Did you ever wonder why bacteria are able to develop resistance against antibiotics like penicillin in a few decades, but seem to be powerless against more natural cures like honey and tea tree oil? Honey has been used as a topical antibiotic since the time of ancient Egypt, yet it seems to be just as effective now. Tea tree oil has been used for 1000 years by aboriginal Australians. Now it is being studied as a therapy for multi drug resistant Staph infections. Every year tea tree leaves fall to the ground for as long as tea trees have existed. Remember, we discovered their anti-bacterial properties 1000 years ago. Tea trees have been around far longer. And in all that time, bacteria never built up resistance. Vancomycin, the antibiotic of last resort was first isolated about 60 years ago, yet bacteria are already building up resistance.
This raises several questions. Why should modern antibiotics become useless in a matter of decades? The answer is rooted in the fact that most antibiotics are derived from fungi. Bacteria and fungi have been scrapping back and forth for about a billion years. A billion years is plenty of time for fungi to develop all sorts of toxins. Bacteria, for their part, have evolved all sorts of strategies to combat those toxins. Many defenses are coded into their DNA. Once exposed to a new antibiotic, it is a simple thing for the bacteria to adapt.
Essential oils are a much different beast. Flowering plants which produce essential oils have only been around for about 75 million years. Despite their dominance today, they are newcomers on the evolutionary time scale. Bacteria have had less than 10 million years to fight with many oil bearing plants we have today.
Why are such effective products not more widely used then? There are several reasons. The first is money. There is no incentive for pharmaceutical companies to run the expensive clinical trials needed to get essential oils approved by the FDA. There is nothing to patent, no way to make back the investment in R&D. It is a paradox that everybody knows lavender is a good antibiotic and anti-inflammatory, but no governing body is willing to approve it for these purposes. Centuries of use do not take the place of placebo controlled, double-blind clinical trials in the eyes of the FDA.

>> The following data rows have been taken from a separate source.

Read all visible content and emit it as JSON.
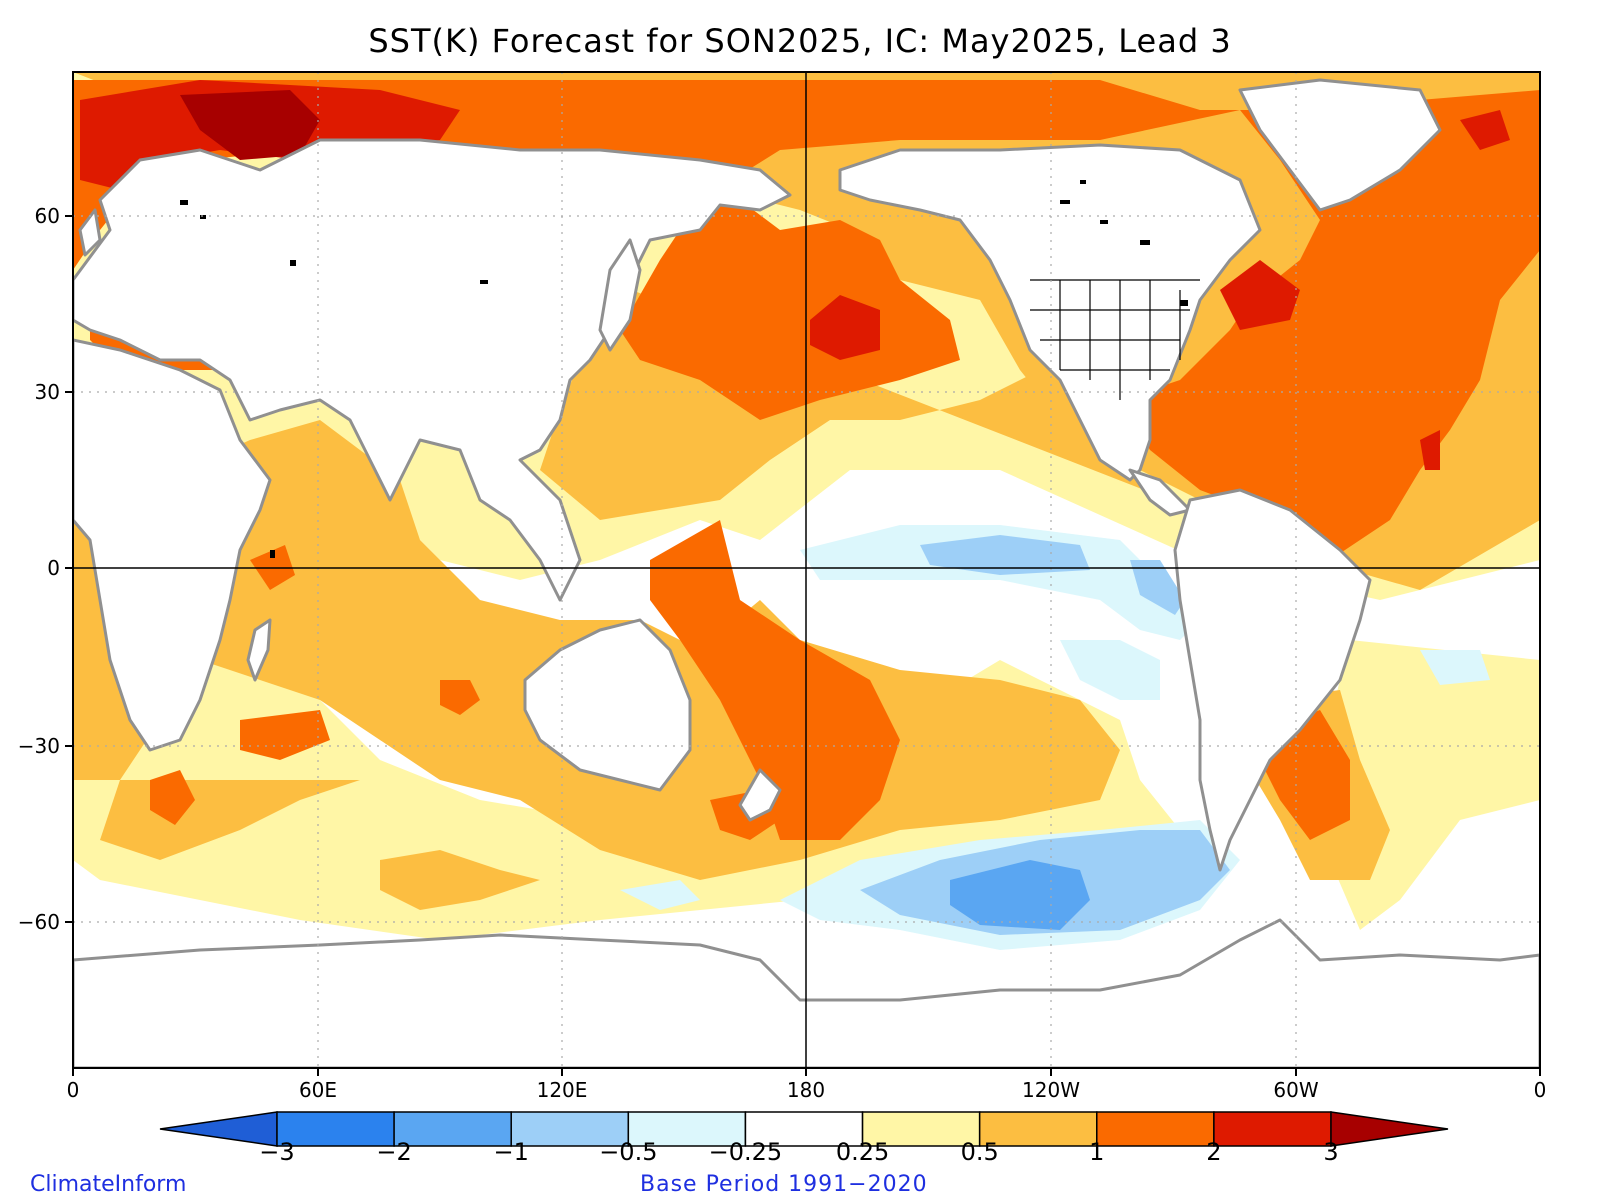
{
  "title": "SST(K) Forecast for SON2025, IC: May2025, Lead 3",
  "y_ticks": [
    "60",
    "30",
    "0",
    "−30",
    "−60"
  ],
  "x_ticks": [
    "0",
    "60E",
    "120E",
    "180",
    "120W",
    "60W",
    "0"
  ],
  "colorbar": {
    "labels": [
      "−3",
      "−2",
      "−1",
      "−0.5",
      "−0.25",
      "0.25",
      "0.5",
      "1",
      "2",
      "3"
    ],
    "colors": [
      "#1f5ed6",
      "#2b82ee",
      "#5aa6f2",
      "#9dcff7",
      "#dcf7fc",
      "#ffffff",
      "#fff6a6",
      "#fcbe41",
      "#fa6a00",
      "#de1a00",
      "#a70000"
    ]
  },
  "colors": {
    "land": "#ffffff",
    "coast": "#909090",
    "grid": "#aaaaaa",
    "lakes": "#000000"
  },
  "credit": "ClimateInform",
  "base_period": "Base Period 1991−2020"
}
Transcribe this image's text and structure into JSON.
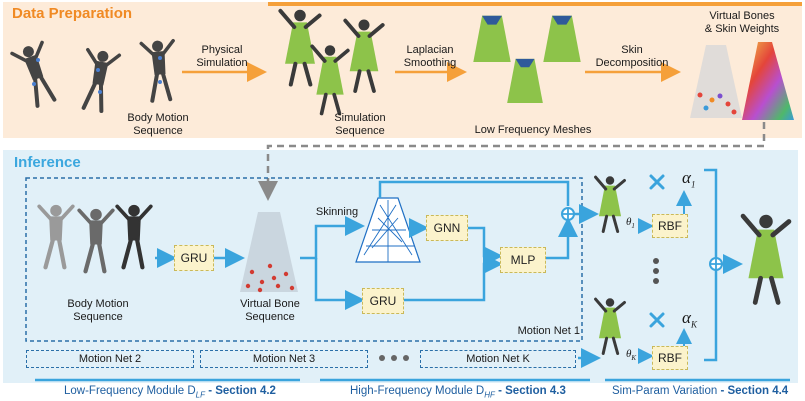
{
  "colors": {
    "prep_bg": "#fdebd9",
    "prep_title": "#f08a24",
    "inference_bg": "#e1f0f8",
    "inference_title": "#3ba7de",
    "arrow_orange": "#f5a03a",
    "arrow_blue": "#3aa4dd",
    "box_fill": "#fbf3cc",
    "footer_text": "#1f5fa0",
    "dress_green": "#8dc34a",
    "mannequin": "#3a3a3a"
  },
  "prep": {
    "title": "Data Preparation",
    "body_motion": "Body Motion\nSequence",
    "physical_simulation": "Physical\nSimulation",
    "simulation_sequence": "Simulation\nSequence",
    "laplacian": "Laplacian\nSmoothing",
    "low_freq_meshes": "Low Frequency Meshes",
    "skin_decomp": "Skin\nDecomposition",
    "virtual_bones": "Virtual Bones\n& Skin Weights"
  },
  "inference": {
    "title": "Inference",
    "body_motion": "Body Motion\nSequence",
    "gru_left": "GRU",
    "virtual_bone_seq": "Virtual Bone\nSequence",
    "skinning": "Skinning",
    "gnn": "GNN",
    "mlp": "MLP",
    "gru_bottom": "GRU",
    "rbf_top": "RBF",
    "rbf_bottom": "RBF",
    "alpha_1": "α",
    "alpha_1_sub": "1",
    "alpha_k": "α",
    "alpha_k_sub": "K",
    "theta_1": "θ",
    "theta_1_sub": "1",
    "theta_k": "θ",
    "theta_k_sub": "K",
    "motion_net_1": "Motion Net 1",
    "motion_net_2": "Motion Net 2",
    "motion_net_3": "Motion Net 3",
    "motion_net_k": "Motion Net K"
  },
  "footer": {
    "lf_prefix": "Low-Frequency Module D",
    "lf_sub": "LF",
    "lf_section": " - Section 4.2",
    "hf_prefix": "High-Frequency Module D",
    "hf_sub": "HF",
    "hf_section": " - Section 4.3",
    "sim_prefix": "Sim-Param Variation",
    "sim_section": " - Section 4.4"
  }
}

In addition, there is a revolving door between the FDA and the pharmaceutical industry. This does make sense. We want people familiar with the drug discovery and approval process to regulate it. We want a "safe and effective" drug supply. The public does need to be protected from medicines with unsubstantiated claims. Unfortunately, these regulators have developed a sort of tunnel vision based on their experience with synthetic drugs. There are side effects, sometimes life-threatening. Toxicity trials need to be run. Drug metabolism and disposition studies must be run. A full suite of analytical methods must be developed and validated before we can allow a drug on the market. Essential oils do not fit into this template very well. They really don't need this level of scrutiny because they are natural, not synthetic. From an evolutionary standpoint, they "grew up" with the forerunners of the human race. They are intrinsically more compatible.
There is also the hubris of the modern medical community. As late as 1970, scientists were proclaiming bacterial infections would be a thing of the past by 2000. Humans had conquered the lowly bacteria through their superior intellect and technology. The days of poultices and tinctures were over. We had made a drug to kill every bug...
But our "wonder drugs" were based on their ancient adversary- the fungus. Like a veteran baseball player facing the hotshot rookie pitcher, bacteria quickly figured out how to send these rookie drugs back to the locker room.
There is a body of evidence out there. Studies have been done usually sponsored by some government. There is a really good book on the topic, "Herbal Antibiotics" by Stephen Harrod Buhner. The mainstream medical community does not embrace them, nor would I ever expect them to. Essential oils are a square peg in a world of round holes to them, something primitive people use.